Getting A Foot In The Door
After playing in several bar bands and touring Quebec, Ontario and the wilds of northern Canada, he went solo and scored a job at a coffeehouse.
“There were folk musicians playing there, and you were sort of expected to write your own songs,” he said.
With his knack for songwriting and his resonant voice, Winchester was soon headlining shows. Then, he was introduced to Robbie Robertson of The Band, who had just released their acclaimed debut album, Music From Big Pink.
Robertson was impressed with Winchester’s songs and offered to produce his first album. Drummer Levon Helm from The Band and Canadian guitarist David Rea worked on the recording, which was engineered by Todd Rundgren.
The self-titled disc, released on Bearsville Records in 1970 (and reissued in 1994), included such memorable cuts as “Biloxi” (RealAudio excerpt), “Brand New Tennessee Waltz” and his bittersweet take on love in “Yankee Lady” (RealAudio excerpt).
Winchester became a Canadian citizen in 1973, but he wasn’t able to tour in the United States until 1977, when former President Jimmy Carter issued an amnesty for draft evaders. Nonetheless, Winchester recorded impressive albums in the ’70s, including Third Down 110 to Go (1972) and A Touch on the Rainy Side (1978).
He had a top-40 hit with “Say What” in 1981, and covers of his songs began climbing the charts. “I’m Gonna Miss You Girl” became a top-10 country hit for Michael Martin Murphey, and “Rhumba Girl” went up the pop charts in a version by Nicollette Larsen.
Winchester’s songs also have been recorded by Mary Black, Peter Case, Elvis Costello, the Everly Brothers, Waylon Jennings, Anne Murray, Tom Rush, Dan Seals and the Sweethearts of the Rodeo, among others.

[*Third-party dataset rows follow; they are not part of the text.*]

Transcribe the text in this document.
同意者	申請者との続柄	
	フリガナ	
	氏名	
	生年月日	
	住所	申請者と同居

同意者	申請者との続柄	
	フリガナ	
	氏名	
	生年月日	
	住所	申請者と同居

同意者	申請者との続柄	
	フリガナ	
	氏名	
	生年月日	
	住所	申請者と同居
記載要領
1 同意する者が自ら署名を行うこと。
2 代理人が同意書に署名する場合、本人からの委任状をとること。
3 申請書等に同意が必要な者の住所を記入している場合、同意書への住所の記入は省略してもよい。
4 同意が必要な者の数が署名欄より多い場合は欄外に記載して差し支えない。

A decade after releasing Humour Me on Sugar Hill in 1988, Winchester got in touch with label head Barry Poss, who connected him with Grammy-winning producer and Dobro player Jerry Douglas. The resulting project, Gentleman of Leisure, was recorded in Nashville.
“I had a wonderful time,” Winchester said. In fact, he said, “I don’t want to wait so long between doing records — I want to do another one soon.”
Correspondent Mikel Toombs contributed to this report.